Draco lui renvoya un regard indéfinissable mais sa rancœur était tellement perceptible qu'Hermione se sentit trembler. Elle s'énervait rarement. Mais quand c'était le cas, elle pouvait hurler à s'en briser les cordes vocales, à en trembler.

- MONTE ! hurla une troisième fois Hermione.

- Va te faire foutre Granger !

- J'irais pas avec toi ! T'es bien trop stupide !

- T'es complètement psychotique ma pauvre !

- Je suis psychotique et j'assume ! C'est mieux qu'être un putain de trouillard !

- Retourne bouffer tes livres Granger !

- Je t'emmerde, blond peroxydé ! hurla Hermione.

- Epouvantail !

- Alcoolique !

Ils étaient tous les deux au bord de la crise de nerfs. La situation avait dégénéré tellement rapidement... Il n'en fallait plus beaucoup avant qu'ils se sautent à la gorge.

- MONTE ! reprit Hermione, de plus belle.

- Je vais monter Granger et après je ne veux plus t'entendre prononcer le moindre putain de mot, lâcha Draco d'une voix mauvaise et inhabituellement élevée.

Il s'approcha, plein de rage et de colère, à grands pas.
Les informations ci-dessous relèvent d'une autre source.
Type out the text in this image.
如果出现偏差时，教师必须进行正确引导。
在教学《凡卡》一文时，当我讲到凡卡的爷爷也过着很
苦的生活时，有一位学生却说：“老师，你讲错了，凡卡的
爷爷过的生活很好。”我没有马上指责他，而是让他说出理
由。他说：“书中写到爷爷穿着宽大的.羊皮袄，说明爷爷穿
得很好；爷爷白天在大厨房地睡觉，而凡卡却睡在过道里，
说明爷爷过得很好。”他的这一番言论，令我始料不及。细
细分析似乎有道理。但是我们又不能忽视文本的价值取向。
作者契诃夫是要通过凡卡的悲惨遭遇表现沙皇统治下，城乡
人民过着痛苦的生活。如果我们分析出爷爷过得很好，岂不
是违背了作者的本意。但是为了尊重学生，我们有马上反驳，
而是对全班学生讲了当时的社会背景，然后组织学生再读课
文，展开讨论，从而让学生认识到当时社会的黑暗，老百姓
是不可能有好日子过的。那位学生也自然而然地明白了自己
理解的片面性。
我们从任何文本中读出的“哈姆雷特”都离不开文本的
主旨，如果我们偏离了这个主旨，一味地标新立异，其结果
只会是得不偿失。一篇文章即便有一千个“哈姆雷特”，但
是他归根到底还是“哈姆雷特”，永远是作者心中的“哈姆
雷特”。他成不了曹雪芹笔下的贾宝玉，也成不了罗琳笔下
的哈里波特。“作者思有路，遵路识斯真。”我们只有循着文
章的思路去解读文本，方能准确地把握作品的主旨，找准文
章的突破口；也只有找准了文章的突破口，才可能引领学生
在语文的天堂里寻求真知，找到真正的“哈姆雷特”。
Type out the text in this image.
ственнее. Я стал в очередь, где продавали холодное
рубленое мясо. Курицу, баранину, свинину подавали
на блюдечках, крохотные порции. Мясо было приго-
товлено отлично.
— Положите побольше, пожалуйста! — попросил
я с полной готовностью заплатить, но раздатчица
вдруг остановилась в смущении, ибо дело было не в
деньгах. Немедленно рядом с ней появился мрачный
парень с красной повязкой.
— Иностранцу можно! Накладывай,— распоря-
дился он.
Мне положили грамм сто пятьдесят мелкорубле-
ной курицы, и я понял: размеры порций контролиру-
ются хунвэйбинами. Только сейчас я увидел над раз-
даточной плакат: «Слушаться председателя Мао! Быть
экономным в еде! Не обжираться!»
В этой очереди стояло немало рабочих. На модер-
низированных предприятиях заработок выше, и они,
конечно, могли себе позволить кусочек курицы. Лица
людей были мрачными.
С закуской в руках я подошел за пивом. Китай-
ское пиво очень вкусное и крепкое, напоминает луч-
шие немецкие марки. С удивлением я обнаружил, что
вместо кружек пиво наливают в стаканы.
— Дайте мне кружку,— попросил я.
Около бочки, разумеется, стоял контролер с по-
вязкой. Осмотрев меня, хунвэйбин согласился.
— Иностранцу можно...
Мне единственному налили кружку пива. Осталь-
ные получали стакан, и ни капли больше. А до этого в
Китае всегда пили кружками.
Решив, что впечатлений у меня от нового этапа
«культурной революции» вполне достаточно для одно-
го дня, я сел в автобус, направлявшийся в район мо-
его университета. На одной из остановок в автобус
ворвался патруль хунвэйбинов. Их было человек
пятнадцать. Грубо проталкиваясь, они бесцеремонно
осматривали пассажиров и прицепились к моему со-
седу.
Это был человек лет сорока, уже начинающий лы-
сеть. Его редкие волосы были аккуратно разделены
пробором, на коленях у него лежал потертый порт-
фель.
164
Hermione, qui n'avait jamais aimé cet aspect de lui, manqua de reculer mais son instinct de Gryffondor l'en empêcha. Malefoy était effrayant. Et pendant un instant, elle se rappela que celui qu'elle venait de rendre fou furieux avait vécu avec des Mangemorts et le Mage Noir pendant une année. Elle lui envoya le balai à la figure de toutes ses forces mais heureusement, il avait encore ses réflexes et l'attrapa au vol.

Draco la jaugea un instant, les yeux étincelants de colère. Puis, en quelques secondes, il monta sur le balai et décolla tellement vite que les cheveux d'Hermione se soulevèrent et se répartirent en vrac autour de son visage. Impatiente, elle chassa les mèches devant ses yeux et leva la tête. Draco était déjà haut. Il était monté presque à la verticale et un instant, elle eu peur qu'il fasse une bêtise.

Mais quand elle comprit qu'il volait, qu'il volait vraiment, un sourire illumina son visage. Son coeur bondit dans sa poitirine et la joie qui l'étreignit était si forte que la jeune fille en avait les larmes aux yeux.

- Hé bien, tu vois quand tu veux ! s'écria Hermione, passant d'une colère bouillonnante à un bonheur exubérant.

Draco ne pouvait pas l'entendre, vu l'altitude à laquelle il se trouvait. En décollant, il avait sentit une vague de soulagement, de bonheur et d'adrénaline se décharger dans ses veines. Le vent sifflait à ses oreilles, le paysage s'étalait sous ses pieds, comme s'il en était le maître.

Il était libre. Il se sentait libre. Libre et vivant. Draco se laissa aller, ne pensant à rien d'autre que ces délicieuses sensations. Emerveillé, il fit des descentes en chandelle, des loopings, des virages serrés… Tout revenait à une vitesse prodigieuse. Comme si son corps avait pris les commandes maintenant qu'il était débarrassé des entraves de son cerveau alambiqué.

Il osa de plus en plus des figures risquées. Il y arrivait. Il volait. Il aimait.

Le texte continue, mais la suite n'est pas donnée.